Damn! Those are some serious traps! I've never seen anything like those, that would take care of business for sure. The DOC was pretty strict when we were there, we got kicked off the castle rock trail for hanging our hammocks. We didn't know that the Kari trees were protected, and we got a pretty stern talking to. I had my bk9 on my belt in scout carry behind my back and was nervous the whole time that they were going to see it and confiscate it. I don't think they saw it, or they just didn't say anything. We had to stay in a B&B that night because we were afraid of getting caught in the bush again and getting stuck with a fine. I think I might have actually seen a couple of those boxes but wasn't sure what they were.

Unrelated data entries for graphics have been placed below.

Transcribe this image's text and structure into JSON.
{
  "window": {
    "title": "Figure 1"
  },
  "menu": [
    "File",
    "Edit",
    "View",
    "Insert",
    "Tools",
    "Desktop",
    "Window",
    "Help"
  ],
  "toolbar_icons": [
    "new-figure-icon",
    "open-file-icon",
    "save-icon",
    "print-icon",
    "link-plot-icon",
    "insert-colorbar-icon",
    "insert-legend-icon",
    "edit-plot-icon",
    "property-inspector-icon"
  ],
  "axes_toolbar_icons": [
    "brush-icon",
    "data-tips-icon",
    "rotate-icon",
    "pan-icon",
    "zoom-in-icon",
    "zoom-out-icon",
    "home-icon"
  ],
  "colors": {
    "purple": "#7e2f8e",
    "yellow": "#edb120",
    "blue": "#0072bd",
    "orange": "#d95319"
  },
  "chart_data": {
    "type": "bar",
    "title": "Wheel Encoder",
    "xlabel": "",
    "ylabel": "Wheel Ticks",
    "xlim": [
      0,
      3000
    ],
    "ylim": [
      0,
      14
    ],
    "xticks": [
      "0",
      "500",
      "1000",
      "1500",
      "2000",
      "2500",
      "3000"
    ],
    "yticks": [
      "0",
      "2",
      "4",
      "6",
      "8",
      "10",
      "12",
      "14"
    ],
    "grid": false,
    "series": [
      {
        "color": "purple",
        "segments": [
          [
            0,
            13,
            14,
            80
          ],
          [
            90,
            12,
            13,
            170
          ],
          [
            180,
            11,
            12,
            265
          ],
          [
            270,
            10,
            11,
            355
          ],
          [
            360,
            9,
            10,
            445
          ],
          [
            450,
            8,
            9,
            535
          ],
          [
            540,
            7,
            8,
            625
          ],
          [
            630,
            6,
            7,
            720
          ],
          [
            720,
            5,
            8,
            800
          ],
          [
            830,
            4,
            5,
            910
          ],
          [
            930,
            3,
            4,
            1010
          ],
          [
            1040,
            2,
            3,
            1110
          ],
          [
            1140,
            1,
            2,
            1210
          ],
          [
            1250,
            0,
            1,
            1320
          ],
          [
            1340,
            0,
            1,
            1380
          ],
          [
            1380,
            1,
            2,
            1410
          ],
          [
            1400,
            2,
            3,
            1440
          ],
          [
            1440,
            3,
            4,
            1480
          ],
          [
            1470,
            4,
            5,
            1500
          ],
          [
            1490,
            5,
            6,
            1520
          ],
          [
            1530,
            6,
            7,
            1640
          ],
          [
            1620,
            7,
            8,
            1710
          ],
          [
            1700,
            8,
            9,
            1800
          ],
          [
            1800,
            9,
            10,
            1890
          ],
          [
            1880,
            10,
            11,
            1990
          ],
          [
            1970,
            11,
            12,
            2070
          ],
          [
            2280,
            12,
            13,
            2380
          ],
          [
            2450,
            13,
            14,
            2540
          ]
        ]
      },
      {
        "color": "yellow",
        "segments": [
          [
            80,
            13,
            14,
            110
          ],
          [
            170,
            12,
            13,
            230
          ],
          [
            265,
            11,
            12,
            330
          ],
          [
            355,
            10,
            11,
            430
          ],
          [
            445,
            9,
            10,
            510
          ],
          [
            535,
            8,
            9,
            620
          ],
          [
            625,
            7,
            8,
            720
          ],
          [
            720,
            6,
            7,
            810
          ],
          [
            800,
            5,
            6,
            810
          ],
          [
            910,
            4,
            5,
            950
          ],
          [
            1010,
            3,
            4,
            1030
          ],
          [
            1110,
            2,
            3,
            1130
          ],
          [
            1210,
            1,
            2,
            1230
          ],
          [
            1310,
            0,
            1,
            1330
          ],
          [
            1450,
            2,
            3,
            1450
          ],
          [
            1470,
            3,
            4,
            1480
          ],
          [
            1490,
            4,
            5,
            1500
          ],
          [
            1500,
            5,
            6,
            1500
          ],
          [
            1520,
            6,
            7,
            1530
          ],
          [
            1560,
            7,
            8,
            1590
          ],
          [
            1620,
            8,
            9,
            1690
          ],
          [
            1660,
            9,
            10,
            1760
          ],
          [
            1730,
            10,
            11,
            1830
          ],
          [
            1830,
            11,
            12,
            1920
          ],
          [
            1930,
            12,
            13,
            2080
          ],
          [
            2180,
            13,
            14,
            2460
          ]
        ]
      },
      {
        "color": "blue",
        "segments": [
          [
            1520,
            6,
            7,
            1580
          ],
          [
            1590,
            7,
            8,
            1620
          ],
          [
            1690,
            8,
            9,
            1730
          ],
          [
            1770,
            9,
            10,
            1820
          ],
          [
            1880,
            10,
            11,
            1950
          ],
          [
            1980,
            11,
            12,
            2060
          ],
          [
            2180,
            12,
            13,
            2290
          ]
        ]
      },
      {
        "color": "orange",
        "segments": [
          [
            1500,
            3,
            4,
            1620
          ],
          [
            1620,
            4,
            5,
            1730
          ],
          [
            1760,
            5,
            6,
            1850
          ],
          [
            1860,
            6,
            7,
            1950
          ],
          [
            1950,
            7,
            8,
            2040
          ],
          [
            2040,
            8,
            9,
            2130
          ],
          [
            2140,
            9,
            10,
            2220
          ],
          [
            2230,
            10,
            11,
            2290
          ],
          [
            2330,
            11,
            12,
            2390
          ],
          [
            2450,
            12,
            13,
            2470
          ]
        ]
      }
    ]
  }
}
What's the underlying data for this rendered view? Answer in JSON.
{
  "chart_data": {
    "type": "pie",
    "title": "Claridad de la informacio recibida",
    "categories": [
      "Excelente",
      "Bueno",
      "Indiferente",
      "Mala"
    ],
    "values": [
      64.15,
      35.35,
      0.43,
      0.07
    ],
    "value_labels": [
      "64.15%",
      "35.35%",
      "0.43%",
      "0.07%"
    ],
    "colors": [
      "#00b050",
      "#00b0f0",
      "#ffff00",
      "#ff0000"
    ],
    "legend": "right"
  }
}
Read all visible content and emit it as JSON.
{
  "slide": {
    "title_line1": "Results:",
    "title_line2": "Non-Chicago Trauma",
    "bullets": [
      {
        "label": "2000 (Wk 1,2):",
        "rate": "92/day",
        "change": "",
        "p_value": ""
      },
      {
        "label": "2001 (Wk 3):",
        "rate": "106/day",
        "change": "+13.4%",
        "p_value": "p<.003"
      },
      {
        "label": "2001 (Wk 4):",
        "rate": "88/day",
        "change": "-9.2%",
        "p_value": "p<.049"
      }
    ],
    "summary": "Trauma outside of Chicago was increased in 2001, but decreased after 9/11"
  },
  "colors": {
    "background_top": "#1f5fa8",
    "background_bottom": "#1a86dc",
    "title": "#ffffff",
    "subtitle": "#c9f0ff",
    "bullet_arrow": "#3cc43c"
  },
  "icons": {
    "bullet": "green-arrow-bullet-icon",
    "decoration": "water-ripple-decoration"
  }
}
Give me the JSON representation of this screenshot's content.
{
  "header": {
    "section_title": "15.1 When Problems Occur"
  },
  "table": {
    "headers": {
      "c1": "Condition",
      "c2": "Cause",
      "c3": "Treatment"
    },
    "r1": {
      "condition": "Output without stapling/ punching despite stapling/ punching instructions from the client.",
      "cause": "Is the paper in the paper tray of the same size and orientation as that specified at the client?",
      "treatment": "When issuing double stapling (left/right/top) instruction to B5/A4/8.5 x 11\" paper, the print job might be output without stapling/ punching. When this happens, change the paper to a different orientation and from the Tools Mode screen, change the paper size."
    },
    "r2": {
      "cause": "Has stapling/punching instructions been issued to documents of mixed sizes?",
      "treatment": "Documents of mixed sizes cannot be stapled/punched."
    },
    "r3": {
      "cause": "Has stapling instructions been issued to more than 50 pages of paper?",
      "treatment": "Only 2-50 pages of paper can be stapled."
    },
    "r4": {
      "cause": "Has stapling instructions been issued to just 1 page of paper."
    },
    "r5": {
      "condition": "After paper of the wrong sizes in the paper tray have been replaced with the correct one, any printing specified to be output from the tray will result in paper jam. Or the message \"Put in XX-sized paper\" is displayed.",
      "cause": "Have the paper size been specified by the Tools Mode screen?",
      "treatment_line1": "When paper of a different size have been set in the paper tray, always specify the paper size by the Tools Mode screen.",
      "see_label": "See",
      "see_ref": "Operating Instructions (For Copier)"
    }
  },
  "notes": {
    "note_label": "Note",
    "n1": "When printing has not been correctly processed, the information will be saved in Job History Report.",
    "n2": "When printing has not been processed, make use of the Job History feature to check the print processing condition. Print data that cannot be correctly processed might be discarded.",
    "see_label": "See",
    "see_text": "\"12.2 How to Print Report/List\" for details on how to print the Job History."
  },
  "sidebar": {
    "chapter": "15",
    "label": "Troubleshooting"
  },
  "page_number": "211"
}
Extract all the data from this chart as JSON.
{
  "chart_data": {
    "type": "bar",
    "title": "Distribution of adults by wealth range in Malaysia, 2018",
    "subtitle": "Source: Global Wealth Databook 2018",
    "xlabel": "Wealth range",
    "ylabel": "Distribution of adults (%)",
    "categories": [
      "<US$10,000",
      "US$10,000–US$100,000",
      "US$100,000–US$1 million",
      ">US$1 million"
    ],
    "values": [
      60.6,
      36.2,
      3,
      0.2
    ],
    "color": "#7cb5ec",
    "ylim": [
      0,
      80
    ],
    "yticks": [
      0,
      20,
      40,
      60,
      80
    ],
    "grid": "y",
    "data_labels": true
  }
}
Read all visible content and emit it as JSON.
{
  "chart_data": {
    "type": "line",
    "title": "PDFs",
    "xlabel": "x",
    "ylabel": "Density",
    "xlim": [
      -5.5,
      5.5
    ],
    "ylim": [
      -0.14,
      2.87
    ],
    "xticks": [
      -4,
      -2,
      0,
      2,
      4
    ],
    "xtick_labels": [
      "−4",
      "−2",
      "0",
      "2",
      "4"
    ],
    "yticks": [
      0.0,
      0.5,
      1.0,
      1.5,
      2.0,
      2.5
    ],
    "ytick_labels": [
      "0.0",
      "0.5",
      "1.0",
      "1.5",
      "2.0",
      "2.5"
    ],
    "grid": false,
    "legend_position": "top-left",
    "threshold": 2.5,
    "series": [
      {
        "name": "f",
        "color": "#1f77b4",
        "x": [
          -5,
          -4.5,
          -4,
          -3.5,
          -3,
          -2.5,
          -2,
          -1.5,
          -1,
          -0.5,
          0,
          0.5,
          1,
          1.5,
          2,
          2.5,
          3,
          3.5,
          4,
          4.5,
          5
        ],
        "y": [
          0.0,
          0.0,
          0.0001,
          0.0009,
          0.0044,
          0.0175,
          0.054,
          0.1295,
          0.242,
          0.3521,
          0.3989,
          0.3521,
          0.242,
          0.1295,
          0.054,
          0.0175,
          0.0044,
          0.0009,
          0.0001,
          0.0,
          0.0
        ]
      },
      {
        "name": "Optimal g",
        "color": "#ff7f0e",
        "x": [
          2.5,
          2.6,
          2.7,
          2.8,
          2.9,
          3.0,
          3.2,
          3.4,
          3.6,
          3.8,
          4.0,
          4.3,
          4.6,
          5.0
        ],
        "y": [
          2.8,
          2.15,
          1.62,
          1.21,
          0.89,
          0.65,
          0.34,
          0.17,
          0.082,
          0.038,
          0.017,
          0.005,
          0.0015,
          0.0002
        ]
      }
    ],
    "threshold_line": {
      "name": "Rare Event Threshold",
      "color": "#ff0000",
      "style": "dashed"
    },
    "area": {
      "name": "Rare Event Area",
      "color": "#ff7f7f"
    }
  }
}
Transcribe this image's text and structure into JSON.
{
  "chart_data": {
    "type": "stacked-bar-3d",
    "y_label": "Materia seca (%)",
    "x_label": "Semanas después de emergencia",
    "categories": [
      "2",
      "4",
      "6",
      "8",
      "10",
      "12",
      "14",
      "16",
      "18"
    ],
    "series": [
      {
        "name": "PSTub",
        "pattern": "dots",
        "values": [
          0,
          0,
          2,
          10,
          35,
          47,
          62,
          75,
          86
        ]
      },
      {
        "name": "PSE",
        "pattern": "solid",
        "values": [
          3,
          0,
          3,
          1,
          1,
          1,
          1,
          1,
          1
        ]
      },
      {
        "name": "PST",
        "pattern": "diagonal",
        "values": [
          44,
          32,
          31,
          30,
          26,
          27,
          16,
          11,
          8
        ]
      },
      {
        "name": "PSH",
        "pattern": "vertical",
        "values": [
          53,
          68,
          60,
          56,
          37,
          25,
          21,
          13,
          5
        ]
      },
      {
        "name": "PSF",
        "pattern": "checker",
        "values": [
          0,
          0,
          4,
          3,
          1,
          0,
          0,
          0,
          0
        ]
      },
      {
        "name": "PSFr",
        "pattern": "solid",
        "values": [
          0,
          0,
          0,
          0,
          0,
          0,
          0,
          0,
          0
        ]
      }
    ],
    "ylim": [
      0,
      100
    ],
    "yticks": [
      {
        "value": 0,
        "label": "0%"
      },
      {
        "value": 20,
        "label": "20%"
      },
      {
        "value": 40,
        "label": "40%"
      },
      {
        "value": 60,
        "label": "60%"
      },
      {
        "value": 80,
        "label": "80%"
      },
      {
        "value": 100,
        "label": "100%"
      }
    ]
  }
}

Haha, I didn't mean to imply that the South Island guys were mean, just that we never made it very far south. We got to Christchurch and had to turn back and head north because it was too cold to keep going further south and we didn't have the proper cold weather gear. Actually, we did run into a few A-holes near Christchurch but they were Maoris so maybe they don't count haha. All this reminiscing has me craving some of that "world famous in NZ lemonish drink" haha I love that stuff. And the RTD's, we don't have much like that in the southern US.
I have plans to head back to NZ in 2017, if I make it further down South Island this time I'll buy you a beer and we can have a campfire and play with knives and rat traps.
I'll definitely be going back to coramandel, it was just amazingly beautiful. So many sheep!